What Are City Governments’ Real Priorities?

Ted Nesi reports (if I may paraphrase) that Rhode Island cities have been crawling over each other to slurp from the sluice some money from the Boston Federal Reserve:

Federal Reserve Bank of Boston President and CEO Eric Rosengren visited Rhode Island on Thursday to award $400,000 grants to three local cities through the bank’s Working Cities Challenge.

The program aims to promote collaboration between local leaders to address socioeconomic challenges. The three Rhode Island winners are Providence, Cranston and Newport.

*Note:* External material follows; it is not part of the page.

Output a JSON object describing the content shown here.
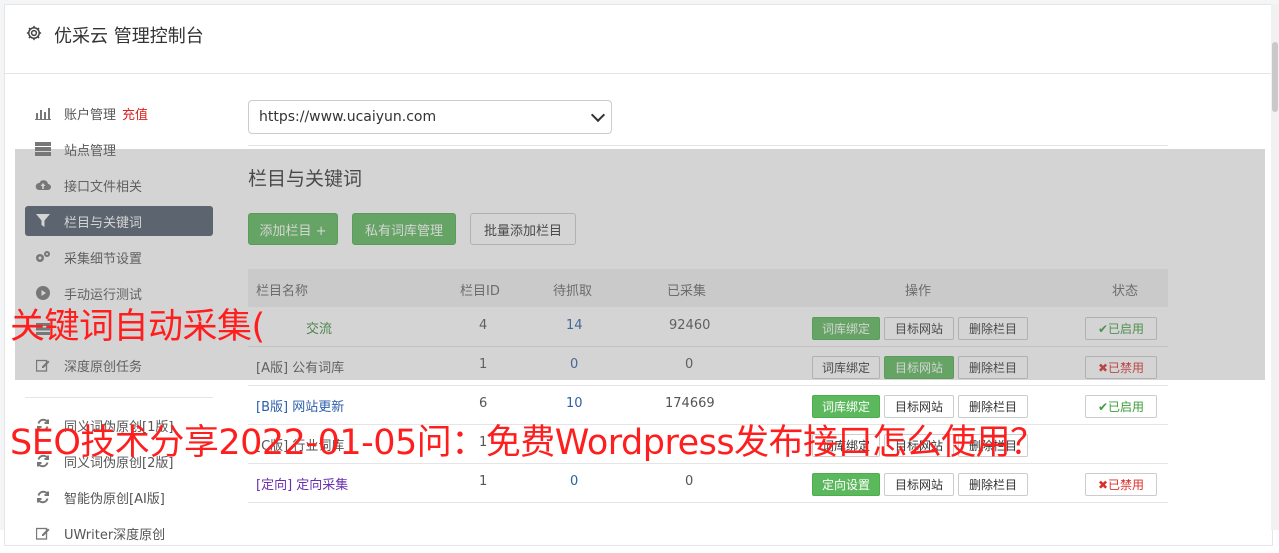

Eight other cities submitted applications but did not win grants, which are funded by public and private contributions, not the Fed. …

Appearing on this week’s Executive Suite, Rosengren said the four-year-old program grew out of research conducted by the Boston Fed that showed efforts to tackle cities’ challenges worked best when leaders from different groups worked together toward a common goal.

Readers may recall that the Boston Fed’s involvement with Lawrence, Massachusetts, under a project in the same program is what kicked off my thinking about the “company state” or “government plantation” model, whereby government services become an area’s core industry, with the revenue coming from other taxpayers or higher levels of government (such as state or federal taxpayers).

With these new grants, we should also put the matter in the context of political structures and incentives.  Here we have cities competing to charm “public and private” outside interests with their proposals.  That is, they’re competing to match the values of the Boston Fed and the people or groups funding the project.  Sure, these “community” projects have local advocates (most often ideological activists, special interests, and other insiders), but ultimately, these projects are things being done to local constituents, not for them.

It’s time we stop seeing money that our governments manage to collect from other sources as money that we’ve somehow received.  It isn’t.  That’s especially true when it’s used for projects that the government wouldn’t otherwise have bothered to do.  It’s money that goes to the sorts of people who know how to get government money and spent in order to shape our society in ways that other people want, not us.